The Tourist
Jamie Dornan is on top form in this twisting, turning, always-keeping-youguessing thriller from Harry and Jack Williams, the writers behind The Missing.
Things get off to a pacy start in an opening sequence that sees Dornan in a battered old car being chased through the Australian outback by a huge truck that seems intent on driving him off the road.
Just when you think he’s managed to evade his pursuer, the truck looms scarily up to broadside Dornan’s car, which is thrown into the air.
He awakes in hospital with no memory of who he is or why he is in Australia. Local small town probationary police officer Helen Chambers (Danielle Macdonald) comes to interview him, with little success, and leaves her card.

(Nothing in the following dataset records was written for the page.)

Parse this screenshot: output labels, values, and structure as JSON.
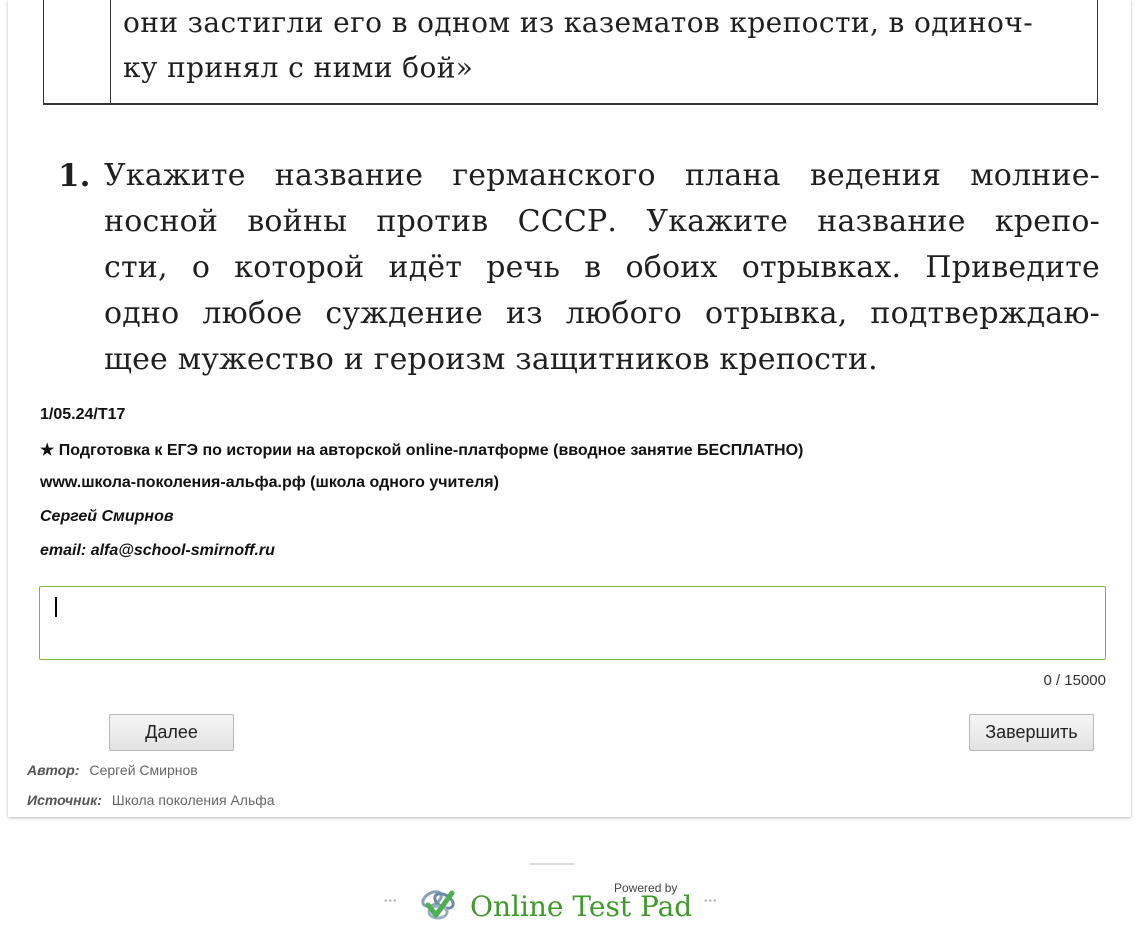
{
  "scan": {
    "quote_lines": [
      "они застигли его в одном из казематов крепости, в одиноч-",
      "ку принял с ними бой»"
    ],
    "question_number": "1.",
    "question_lines": [
      "Укажите название германского плана ведения молние-",
      "носной войны против СССР. Укажите название крепо-",
      "сти, о которой идёт речь в обоих отрывках. Приведите",
      "одно любое суждение из любого отрывка, подтверждаю-",
      "щее мужество и героизм защитников крепости."
    ]
  },
  "info": {
    "code": "1/05.24/Т17",
    "promo": "★ Подготовка к ЕГЭ по истории на авторской online-платформе (вводное занятие БЕСПЛАТНО)",
    "site": "www.школа-поколения-альфа.рф (школа одного учителя)",
    "name": "Сергей Смирнов",
    "email": "email: alfa@school-smirnoff.ru"
  },
  "answer": {
    "value": "",
    "counter": "0 / 15000"
  },
  "buttons": {
    "next": "Далее",
    "finish": "Завершить"
  },
  "meta": {
    "author_label": "Автор:",
    "author_value": "Сергей Смирнов",
    "source_label": "Источник:",
    "source_value": "Школа поколения Альфа"
  },
  "footer": {
    "powered_by": "Powered by",
    "brand": "Online Test Pad",
    "dots": "•••",
    "logo_icon": "check-shield-icon",
    "brand_color": "#3f9a2c"
  }
}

She starts to investigate, against the wishes of her odious, controlling fiancé, but finding out anything about Dornan’s man with no name proves difficult.

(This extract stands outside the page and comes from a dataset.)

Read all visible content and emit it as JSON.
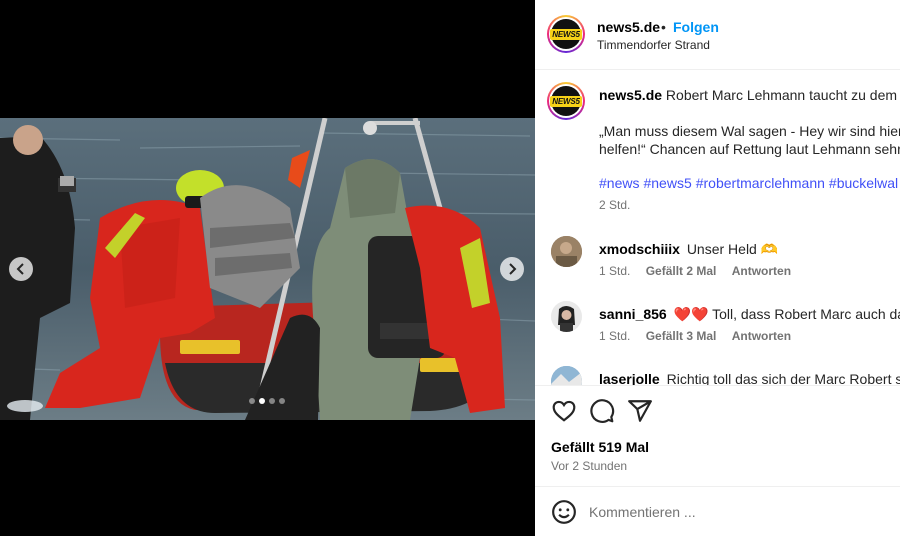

It seems, though, that someone knows him – he finds a note for an appointment at a diner, he goes, meets waitress Luci (Shalom Brune-Franklin) for (what he thinks is) the first time and then there is an explosion. It appears someone also wants him dead.
Added into the mix are an LSDaddicted millionaire Greek businessman, a corrupt homicide cop and a mysterious Russian woman from Dornan’s past. All the narrative strands are expertly woven together by the Williams brothers and there some nice touches of dry humour.